Sementara peran buah fotosintesis dalam metabolisme buah dan pengembangan telah banyak dibahas (Piechulla et al, 1987;. Wanner dan Gruissem, 1991; Schaffer dan Petreikov, 1997; Alba et al., 2004; Carrari et al., 2006; Steinhauser et al., 2010), hal itu belum pernah jelas eksperimen didefinisikan. percobaan awal bertujuan mengatasi pertanyaan yang terlibat shading ini buah individu dengan aluminium foil (Tanaka et al., 1974). Sementara penurunan yield buah adalah kuantitatif mirip dengan yang diamati berikut buah-spesifik antisense penghambatan FBPase chloroplastic (Obiadalla-Ali et al., 2004), eksperimen seperti mungkin juga berdampak pada reseptor cahaya, termasuk phytochromes dan cryptochomes, yang juga didokumentasikan untuk memiliki peran penting dalam buah yang normal pengembangan (Alba et al, 2000;. Giliberto et al., 2005; Azari et al., 2010). Selain itu, perawatan tersebut akan juga cenderung meningkatkan laju respirasi dalam buah, dan dengan demikian, hasil harus ditafsirkan dengan peringatan. Untuk alasan ini, kita di sini memilih untuk menilai dampak modulasi fotosintesis dengan secara khusus mempengaruhi kandungan klorofil buah. Meskipun fakta bahwa sejumlah mutan buah memiliki ditandai yang berisi pigmentasi diubah (Isaacson et al, 2002;. Barry dan Giovannoni, 2006; Galpaz et al., 2008; Nashilevitz et al., 2010), kami memilih untuk memanipulasi kandungan klorofil dengan menghambat antisense dari GSA dalam upaya untuk meminimalkan pengaruh efek pleiotropic. Pendekatan yang sama ini memiliki sudah berhasil diterapkan untuk sejumlah spesies (Kannangara dan Gough, 1978; Hofgen et al., 1994; Ilag et al., 1994; Chen et al., 2003), sementara mengatasi fungsi fotosintesis dalam sel sekitarnya pembuluh darah tanaman C3 baru-baru ini dicapai dengan menggunakan pendekatan analog, tapi enzim target yang berbeda, di Arabidopsis (Janacek et al., 2009). Seperti yang kita antisipasi, mengekspresikan GSA antisense membangun di bawah kendali promotor TFM5 untuk mengurangi ekspresi, kandungan protein GSA, dan kandungan klorofil secara buah-spesifik awal signifikan ditekan kapasitas buah fotosintesis. Namun, ini memiliki sangat sedikit efek pada buah morfologi atau metabolisme, dengan pengecualian yang jelas bahwa buah garis transgenik yang jelas pucat dibandingkan jenis liar.

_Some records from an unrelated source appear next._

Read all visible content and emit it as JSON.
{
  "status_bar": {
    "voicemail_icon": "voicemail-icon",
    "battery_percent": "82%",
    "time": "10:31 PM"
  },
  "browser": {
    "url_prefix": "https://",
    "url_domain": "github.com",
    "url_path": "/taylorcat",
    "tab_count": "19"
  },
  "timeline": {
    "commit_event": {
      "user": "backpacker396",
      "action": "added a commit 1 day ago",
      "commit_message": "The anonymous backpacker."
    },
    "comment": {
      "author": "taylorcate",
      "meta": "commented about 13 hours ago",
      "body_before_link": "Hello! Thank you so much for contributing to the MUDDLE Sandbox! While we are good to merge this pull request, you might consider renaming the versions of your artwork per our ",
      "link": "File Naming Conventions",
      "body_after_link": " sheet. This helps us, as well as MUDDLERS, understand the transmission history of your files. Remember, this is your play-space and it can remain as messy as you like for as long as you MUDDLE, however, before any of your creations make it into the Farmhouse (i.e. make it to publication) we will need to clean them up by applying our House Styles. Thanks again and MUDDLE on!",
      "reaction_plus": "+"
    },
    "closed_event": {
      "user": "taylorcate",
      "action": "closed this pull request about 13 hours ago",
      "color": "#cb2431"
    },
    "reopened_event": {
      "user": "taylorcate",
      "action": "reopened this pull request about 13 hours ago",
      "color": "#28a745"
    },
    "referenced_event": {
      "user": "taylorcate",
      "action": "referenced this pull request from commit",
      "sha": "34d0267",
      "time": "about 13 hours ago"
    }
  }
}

Hal ini sejalan dengan hasil studi sebelumnya (Kahlau dan Bock, 2008), di mana ia ditampilkan pada RNA, penerjemahan, dan tingkat akumulasi protein yang sangat down-diatur ekspresi semua fotosintesis plastid-encoded gen sudah dalam buah hijau mendukung gagasan bahwa kontribusi buah fotosintesis energi metabolisme adalah satu kecil. Kurangnya efek pada hasil buah, sedangkan berbeda dengan hasil yang dilaporkan dalam studi sebelumnya disebutkan di atas, adalah sesuai dengan hasil dari beberapa lainnya Studi di tomat, yang menyiratkan bahwa sebagian besar dari photoassimilates disediakan oleh daun agak dari yang dihasilkan de novo dalam buah (hackel et al., 2006; Schauer et al., 2006; Zanor et al, 2009.; Apakah et al., 2010). Untuk meringkas data ini secara singkat, itu telah dibuktikan oleh berbagai studi termasuk kedua maju dan genetika sebaliknya pendekatan yang baik komposisi dan hasil dalam buah secara dramatis dipengaruhi oleh partisi dari asimilasi. Dalam terang yang luas ini tubuh bukti, kurangnya efek pada hasil buah mungkin mengejutkan, meskipun tetap bertentangan untuk pengamatan yang dilakukan dalam studi sebelumnya. Selagi alasan kita dinyatakan di atas dapat menjelaskan perselisihan yang antara hasil shading dan yang diperoleh di sini, itu pada pandangan pertama sulit untuk menjelaskan mengapa kekurangan dari FBPase chloroplastic (Obiadalla-Ali et al., 2004) memiliki efek pada pertumbuhan buah final dan bahwa dari GSA melakukan tidak. Hal ini penting untuk dicatat, bagaimanapun, bahwa promotor digunakan dalam kedua studi memiliki sangat berbeda pola ekspresi (berbeda dengan ekspresi GUS pola dilaporkan oleh Frommer et al. [1994] dan Santino et al. [1997]) dan bahwa penurunan pertumbuhan mungkin akibat dari mengurangi aktivitas chloroplastic FBPase di lain waktu pembangunan.